FENOMENA SUBPRIME MORTGAGE & 
DILEMA PEMBIAYAAN KONSUMTIF DI INDONESIA

Belakangan di mass media banyak ditulis, bahwa salah satu permasalahan krisis 
keuangan yang melanda Amerika adalah berkaitan dengan industri “subprime 
mortgage” (KPR Subprima). Diawali pada akhir tahun 2006, industri KPR subprima 
di Amerika memasuki suatu masa yang disebut "masa kehancuran KPR subprima". 
Tingginya angka penyitaan jaminan KPR subprima ini telah menyebabkan lebih dari 
24 perusahaan pemberi pinjaman KPR subprima mengalami kepailitan, salah satunya 
adalah perusahaan terkemuka yaitu New Century Financial Corporation, yang 
merupakan perusahaan KPR subprima terbesar kedua di Amerika. Kehancuran dari 
perusahaan-perusahaan KPR subprima ini telah mengakibatkan harga pasar saham 
berbasis Real estate investment trust senilai 6.5 triliun USD jatuh dan membawa 
pengaruh meluas terhadap bursa saham Amerika serta ekonomi secara keseluruhan. 
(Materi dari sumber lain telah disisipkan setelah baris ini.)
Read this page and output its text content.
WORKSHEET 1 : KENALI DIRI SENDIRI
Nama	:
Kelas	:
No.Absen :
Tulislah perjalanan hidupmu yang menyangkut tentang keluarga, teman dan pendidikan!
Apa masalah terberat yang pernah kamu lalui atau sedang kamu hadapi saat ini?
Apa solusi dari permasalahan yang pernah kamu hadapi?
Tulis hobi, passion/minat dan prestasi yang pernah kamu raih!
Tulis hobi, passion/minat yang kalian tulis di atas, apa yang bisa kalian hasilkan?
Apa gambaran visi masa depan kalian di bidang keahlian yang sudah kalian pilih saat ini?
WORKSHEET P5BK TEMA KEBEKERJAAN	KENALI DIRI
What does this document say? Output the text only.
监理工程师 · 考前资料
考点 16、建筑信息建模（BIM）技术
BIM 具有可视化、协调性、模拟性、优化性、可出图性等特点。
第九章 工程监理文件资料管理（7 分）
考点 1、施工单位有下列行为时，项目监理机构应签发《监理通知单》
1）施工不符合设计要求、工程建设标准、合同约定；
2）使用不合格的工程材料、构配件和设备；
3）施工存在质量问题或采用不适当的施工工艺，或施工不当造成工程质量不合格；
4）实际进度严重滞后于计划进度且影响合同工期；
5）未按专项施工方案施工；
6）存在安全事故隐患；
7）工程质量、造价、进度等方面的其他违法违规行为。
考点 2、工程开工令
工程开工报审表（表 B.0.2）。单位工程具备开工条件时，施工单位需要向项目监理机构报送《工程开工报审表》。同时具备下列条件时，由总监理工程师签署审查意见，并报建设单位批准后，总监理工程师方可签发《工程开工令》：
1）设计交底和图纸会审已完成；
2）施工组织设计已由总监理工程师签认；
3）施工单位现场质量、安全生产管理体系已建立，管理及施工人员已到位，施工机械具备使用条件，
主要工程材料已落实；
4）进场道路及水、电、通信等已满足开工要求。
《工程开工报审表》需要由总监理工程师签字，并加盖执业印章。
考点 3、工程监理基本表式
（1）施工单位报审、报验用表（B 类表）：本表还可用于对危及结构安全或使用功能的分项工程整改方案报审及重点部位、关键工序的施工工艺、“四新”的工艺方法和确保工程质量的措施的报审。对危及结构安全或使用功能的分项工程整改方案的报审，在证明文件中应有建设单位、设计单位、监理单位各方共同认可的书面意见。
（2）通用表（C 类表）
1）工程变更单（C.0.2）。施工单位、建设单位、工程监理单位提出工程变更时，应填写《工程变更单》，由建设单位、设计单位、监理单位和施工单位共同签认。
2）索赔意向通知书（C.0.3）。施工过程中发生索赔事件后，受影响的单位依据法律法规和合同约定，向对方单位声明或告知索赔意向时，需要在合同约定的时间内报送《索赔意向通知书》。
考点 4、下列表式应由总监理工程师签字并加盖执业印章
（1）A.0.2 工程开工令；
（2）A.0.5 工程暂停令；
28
Krisis ini masih berlanjut terus dan telah mendapatkan perhatian serius dari 
media massa di Amerika serta
 pembuat undang-undang pada awal tahun 2007.

Permasalahan yang terjadi di Amerika tersebut, tampaknya tidak menjadi sebuah 
pelajaran berharga bagi praktisi keuangan di Indonesia. Dalam berita media masa 
pada awal November disampaikan bahwa perbankan mengenjot kredit konsumtif 
menjelang akhir tahun 2007 untuk memenuhi target pemberian kredit kepada 
masyarakat. Lebih lanjut, apabila kita perhatikan dengan seksama, komposisi 
kredit perbankan pada dua dekade belakangan ini, mengalami perubahan 
signifikan. Pada dekade sebelum 1990-an, komposisi kredit perbankan sebagian 
besar diperuntukkan bagi pembiayaan sektor produktif, baik itu sektor 
pertanian, sektor industri, sektor perdagangan, serta sektor produktif lainnya. 
Dengan demikian yang menjadi debitur perbankan, saat itu, kebanyakan adalah 
petani, pengusaha, ataupun pedagang. Namun seiring perubahan gaya perekonomian, 
porsi mereka dalam mendapatkan pembiayaan dari bank semakin berkurang dari hari 
ke hari. Di lain sisi, satu profesi, yaitu pekerja yang
 sebelumnya sangat jarang menjadi debitur perbankan, saat ini merupakan sasaran 
penyaluran kredit bank-bank dalam pembiayaan yang bersifat konsumtif.
 
Dari catatan perbankan nasional Indonesia per Agustus 2007, terlihat bahwa Rp 
258 trilyun dari Rp 893 trilyun atau 29% outstanding kredit perbankan di 
Indonesia merupakan kredit konsumtif langsung kepada nasabah perbankan. Di 
samping itu, terdapat pula 11% (Rp 95,679 T) merupakan kredit yang diberikan 
kepada sektor jasa dunia usaha, yang isinya sebagian besar merupakan kredit 
kepada multi finance, koperasi simpan pinjam dan institusi lainnya yang 
meneruskan pembiayaan konsumtif kepada “customer” nya. Dengan demikan, 
sebenarnya, 40% dari outstanding kredit yang diberikan perbankan Indonesia 
disalurkan kepada sektor konsumtif yang hampir seluruhnya, dinikmati oleh kaum 
pekerja. Jika dibandingkan dengan profesi pedagang, profesi pekerja sangat 
besar mendapatkan fasilitas kredit dari bank. Pemberian kredit kepada sektor 
perdagangan (termasuk hotel & restoran) “hanya” sebesar 21% (Rp 192T) dari 
total outstanding kredit perbankan Indonesia tahun 2006.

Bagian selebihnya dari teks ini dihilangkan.